Malam ini sangat panas. Setiap kalor yang dihasilkan oleh daya membuat diriku seakan dicengkeram. Suhu ruangan yang setiap detik meningkat. Membuat oksigen melayang-layang di atas kepalaku. Dinding-dinding kamar yang kokoh, langit-langit kamar yang sulit dijangkau. Kini, ku sulit bernafas. Mencari segumpulan udara. Aku ingin oksigen masuk ke dalam otakku, agar otak ini dan dicuci bersih. Setiap tetesan air mata yang mengalir melembabkan pipiku. Otakku yang mulai dipaksakan untuk terus berpikir.
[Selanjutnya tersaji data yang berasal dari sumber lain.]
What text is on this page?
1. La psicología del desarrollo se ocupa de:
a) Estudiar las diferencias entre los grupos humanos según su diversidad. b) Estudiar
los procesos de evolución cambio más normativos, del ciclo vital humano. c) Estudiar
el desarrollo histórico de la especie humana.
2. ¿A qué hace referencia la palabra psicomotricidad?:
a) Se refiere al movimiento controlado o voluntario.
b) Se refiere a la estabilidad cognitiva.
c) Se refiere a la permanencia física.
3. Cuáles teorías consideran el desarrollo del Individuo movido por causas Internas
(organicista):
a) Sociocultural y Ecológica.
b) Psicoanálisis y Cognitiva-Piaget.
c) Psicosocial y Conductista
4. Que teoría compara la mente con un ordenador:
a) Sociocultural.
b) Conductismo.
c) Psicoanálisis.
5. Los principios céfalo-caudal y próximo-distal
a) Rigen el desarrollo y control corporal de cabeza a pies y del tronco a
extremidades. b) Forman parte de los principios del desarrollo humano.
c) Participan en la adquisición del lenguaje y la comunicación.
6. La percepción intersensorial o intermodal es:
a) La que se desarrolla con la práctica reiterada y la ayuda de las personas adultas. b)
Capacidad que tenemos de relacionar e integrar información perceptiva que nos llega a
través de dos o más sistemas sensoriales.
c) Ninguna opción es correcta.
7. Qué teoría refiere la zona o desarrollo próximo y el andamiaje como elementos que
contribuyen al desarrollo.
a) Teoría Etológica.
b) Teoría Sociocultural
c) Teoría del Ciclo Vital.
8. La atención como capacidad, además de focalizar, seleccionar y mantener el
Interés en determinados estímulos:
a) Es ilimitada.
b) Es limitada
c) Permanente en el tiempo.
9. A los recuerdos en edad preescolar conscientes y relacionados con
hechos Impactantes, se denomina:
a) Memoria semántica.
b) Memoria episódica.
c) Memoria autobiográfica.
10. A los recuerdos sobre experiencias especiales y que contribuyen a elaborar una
Mataku yang tak kalah capainya hingga terkadang menghasilkan penglihatan yang kabur. Telinga yang mulai mendengung. Tubuh yang kaku, hampir saja tubuh ini remuk. Jari-jari kaki dan tanganku yang sulit digerakkan. Hemm, aku ingin tidur. Terlelap dalam serangkaian mimpi. Saat itu, jam diHpku hampir menunjukkan pergantian hari, pukul 23.31 WIB. Aku masih terduduk di atas tempat tidur. Aku ingin beristirahat. Merebahkan tubuhku ke atas spring bed. Memejamkan mata, menutup telinga, menghentikan gerakkan tangan dan kaki. Merefleksikan otak, namun ku tak dapat melakukan semua hal tersebut. Aku masih saja menatap benang rajutanku, memulai aktivitas merajut. Tapi, gagal. Telah beberapa kali, ku belajar mengolah benang itu, namun hasilnya tetap sama. Seperti halnya anak balita yang mulai belajar berjalan. Proses demi proses dilewatinya agar ia mudah berjalan bahkan melompat tinggi. Ah... mulai hilanglah kesabaranku, emosiku mulai meningkat tak stabil. Dan tetesan itu mengalir lagi. Apa yang harus ku lakukan? Tapi sanggupkah aku bertahan mencoba bersabar?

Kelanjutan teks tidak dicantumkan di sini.